Malnutrition is described as a state of lack of food, characterized by an insufficient food intake to fill the needs for the daily energy expenditure of an individual. This condition leads to nutritional deficiencies. If allowed to be prolonged, this condition causes irreversible damage and, ultimately, death. The term which refers to an inadequate dietary intake differs from that of malnutrition which has a qualitative dimension and referring to a condition caused by deficiency or excess of one or more nutrients.
Malnutrition is marked by an overall and general decline in bodily nutrition, thereby affecting the overall and general decline of an individual’s health.
According to the Food and Agriculture Organization of the United Nations (FAO), more than 25,000 people die each day from malnutrition. The proportion of the population in sub-feed situations differs from one country to another. Between 2003 and 2005, it was, for example, at 63% in Burundi, 21% in Armenia and India, 9% in Ghana and China, and less than 5% in France.
There are three factors that impact the phenomenon of malnutrition, leading to further weaken the poorest households.

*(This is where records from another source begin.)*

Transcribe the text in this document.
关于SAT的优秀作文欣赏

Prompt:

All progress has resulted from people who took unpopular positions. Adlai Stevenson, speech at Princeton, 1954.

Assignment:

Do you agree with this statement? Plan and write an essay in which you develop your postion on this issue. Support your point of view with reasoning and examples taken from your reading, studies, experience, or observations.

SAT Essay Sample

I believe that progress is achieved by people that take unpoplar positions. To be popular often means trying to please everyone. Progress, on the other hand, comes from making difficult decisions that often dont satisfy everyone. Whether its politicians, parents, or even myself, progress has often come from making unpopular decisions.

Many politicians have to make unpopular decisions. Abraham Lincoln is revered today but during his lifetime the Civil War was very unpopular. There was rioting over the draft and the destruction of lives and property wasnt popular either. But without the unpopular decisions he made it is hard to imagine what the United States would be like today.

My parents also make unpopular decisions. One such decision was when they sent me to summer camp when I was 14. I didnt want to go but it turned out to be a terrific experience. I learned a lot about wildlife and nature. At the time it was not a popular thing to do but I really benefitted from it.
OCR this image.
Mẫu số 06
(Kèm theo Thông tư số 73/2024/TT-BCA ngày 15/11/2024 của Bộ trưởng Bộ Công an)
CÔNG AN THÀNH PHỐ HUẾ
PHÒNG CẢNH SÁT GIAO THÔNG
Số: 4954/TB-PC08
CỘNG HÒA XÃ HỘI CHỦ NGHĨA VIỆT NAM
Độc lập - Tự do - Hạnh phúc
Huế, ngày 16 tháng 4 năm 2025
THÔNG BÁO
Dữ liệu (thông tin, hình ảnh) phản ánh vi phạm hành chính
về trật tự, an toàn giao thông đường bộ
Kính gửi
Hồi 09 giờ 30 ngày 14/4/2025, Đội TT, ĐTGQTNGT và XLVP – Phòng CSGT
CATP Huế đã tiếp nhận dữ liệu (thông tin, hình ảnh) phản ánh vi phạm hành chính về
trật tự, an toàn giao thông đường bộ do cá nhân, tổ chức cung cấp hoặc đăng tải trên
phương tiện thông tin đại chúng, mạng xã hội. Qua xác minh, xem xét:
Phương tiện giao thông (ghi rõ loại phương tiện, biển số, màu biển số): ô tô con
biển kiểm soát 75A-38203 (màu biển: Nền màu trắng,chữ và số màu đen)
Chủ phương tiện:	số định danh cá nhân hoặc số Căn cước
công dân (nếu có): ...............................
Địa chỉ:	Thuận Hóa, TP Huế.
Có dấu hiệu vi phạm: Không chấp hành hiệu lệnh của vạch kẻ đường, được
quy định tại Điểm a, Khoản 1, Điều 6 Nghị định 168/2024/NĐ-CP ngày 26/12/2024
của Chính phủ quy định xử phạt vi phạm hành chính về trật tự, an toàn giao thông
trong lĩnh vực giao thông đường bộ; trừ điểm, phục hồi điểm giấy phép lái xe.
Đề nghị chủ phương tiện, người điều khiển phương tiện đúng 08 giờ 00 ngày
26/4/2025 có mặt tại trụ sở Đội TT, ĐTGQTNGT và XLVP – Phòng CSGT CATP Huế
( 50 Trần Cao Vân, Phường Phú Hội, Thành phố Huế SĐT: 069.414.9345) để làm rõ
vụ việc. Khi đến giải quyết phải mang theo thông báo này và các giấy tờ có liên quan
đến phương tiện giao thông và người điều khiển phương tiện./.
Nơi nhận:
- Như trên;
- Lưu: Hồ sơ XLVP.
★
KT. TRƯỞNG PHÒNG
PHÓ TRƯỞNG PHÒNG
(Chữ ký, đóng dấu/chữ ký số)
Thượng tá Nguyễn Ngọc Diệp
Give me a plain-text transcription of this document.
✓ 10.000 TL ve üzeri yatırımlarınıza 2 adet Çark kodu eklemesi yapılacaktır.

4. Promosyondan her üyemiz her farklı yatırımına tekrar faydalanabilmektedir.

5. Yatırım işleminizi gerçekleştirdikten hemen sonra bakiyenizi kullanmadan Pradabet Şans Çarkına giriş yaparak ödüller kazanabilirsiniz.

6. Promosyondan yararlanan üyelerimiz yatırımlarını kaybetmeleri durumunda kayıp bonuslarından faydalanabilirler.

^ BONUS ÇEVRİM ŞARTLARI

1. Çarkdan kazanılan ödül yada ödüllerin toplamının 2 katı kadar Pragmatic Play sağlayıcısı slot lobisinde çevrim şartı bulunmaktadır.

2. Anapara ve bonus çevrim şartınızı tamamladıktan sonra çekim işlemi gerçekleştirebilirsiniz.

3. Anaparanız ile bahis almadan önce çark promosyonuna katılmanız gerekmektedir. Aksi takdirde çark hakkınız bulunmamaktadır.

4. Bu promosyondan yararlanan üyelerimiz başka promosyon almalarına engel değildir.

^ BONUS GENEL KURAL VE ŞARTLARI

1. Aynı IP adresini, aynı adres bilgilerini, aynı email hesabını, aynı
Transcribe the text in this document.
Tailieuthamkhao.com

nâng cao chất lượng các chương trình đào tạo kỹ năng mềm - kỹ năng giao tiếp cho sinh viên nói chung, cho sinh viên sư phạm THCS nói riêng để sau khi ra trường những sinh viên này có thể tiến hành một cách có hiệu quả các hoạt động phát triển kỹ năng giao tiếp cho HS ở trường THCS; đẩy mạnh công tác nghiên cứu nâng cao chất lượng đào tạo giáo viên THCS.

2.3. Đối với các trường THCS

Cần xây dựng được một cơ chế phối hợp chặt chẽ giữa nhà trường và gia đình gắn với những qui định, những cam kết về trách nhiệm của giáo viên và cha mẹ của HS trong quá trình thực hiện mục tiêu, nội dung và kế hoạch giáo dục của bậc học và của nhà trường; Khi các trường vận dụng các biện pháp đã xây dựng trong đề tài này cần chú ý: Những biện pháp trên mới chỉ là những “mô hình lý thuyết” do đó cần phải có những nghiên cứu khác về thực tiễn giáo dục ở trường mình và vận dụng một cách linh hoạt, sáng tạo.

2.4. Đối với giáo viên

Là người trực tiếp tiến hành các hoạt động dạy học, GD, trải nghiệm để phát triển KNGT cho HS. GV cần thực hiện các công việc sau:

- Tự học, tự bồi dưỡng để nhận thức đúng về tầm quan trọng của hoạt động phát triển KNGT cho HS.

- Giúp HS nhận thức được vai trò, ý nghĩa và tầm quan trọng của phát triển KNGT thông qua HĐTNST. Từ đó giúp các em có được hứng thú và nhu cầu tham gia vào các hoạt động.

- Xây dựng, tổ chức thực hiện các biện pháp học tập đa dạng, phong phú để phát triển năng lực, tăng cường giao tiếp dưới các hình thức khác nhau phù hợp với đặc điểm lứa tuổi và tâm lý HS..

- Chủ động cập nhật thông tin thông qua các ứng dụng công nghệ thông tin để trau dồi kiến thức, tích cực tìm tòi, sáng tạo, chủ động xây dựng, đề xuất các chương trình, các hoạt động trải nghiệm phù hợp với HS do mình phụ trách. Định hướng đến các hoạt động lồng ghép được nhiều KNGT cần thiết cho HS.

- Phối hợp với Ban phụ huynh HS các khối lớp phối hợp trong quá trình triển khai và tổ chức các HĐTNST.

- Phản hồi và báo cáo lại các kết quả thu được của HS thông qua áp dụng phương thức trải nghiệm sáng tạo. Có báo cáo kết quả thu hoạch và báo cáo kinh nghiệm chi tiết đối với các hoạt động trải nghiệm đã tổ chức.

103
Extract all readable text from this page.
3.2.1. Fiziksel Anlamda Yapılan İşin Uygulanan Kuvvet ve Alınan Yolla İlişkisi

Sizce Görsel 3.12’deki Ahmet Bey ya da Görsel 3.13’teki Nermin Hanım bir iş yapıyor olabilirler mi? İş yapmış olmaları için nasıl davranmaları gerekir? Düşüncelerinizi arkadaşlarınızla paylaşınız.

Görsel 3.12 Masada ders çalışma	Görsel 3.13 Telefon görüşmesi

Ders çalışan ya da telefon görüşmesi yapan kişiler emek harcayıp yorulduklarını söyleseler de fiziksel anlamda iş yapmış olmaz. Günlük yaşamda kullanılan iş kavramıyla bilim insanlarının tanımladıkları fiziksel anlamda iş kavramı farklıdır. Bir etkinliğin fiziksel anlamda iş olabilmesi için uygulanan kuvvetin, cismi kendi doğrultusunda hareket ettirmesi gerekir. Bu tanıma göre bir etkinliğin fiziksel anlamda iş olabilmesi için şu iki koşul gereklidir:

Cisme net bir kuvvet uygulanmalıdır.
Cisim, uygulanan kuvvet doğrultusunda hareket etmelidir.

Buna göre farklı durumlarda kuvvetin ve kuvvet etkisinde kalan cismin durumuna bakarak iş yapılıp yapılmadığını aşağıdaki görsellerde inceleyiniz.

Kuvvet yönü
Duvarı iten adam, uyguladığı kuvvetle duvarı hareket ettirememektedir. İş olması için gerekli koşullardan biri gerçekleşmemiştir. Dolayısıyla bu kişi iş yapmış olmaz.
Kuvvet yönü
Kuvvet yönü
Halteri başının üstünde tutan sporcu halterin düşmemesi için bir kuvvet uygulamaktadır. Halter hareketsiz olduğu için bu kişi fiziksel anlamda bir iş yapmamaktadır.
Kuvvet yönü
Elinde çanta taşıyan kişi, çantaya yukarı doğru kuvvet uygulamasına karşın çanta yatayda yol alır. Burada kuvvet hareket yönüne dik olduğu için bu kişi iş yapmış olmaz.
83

Experts have delineated these as the three Fs: fuel, food, and financial.
For a while now, the UN FAO has been warning about the dire consequences of the economic crisis, saying that the surge in food and fuel prices will translate to more severe consequences for malnutrition.
Today, the magnitude of this phenomenon called malnutrition is alarming: about one billion people will be affected by hunger this year.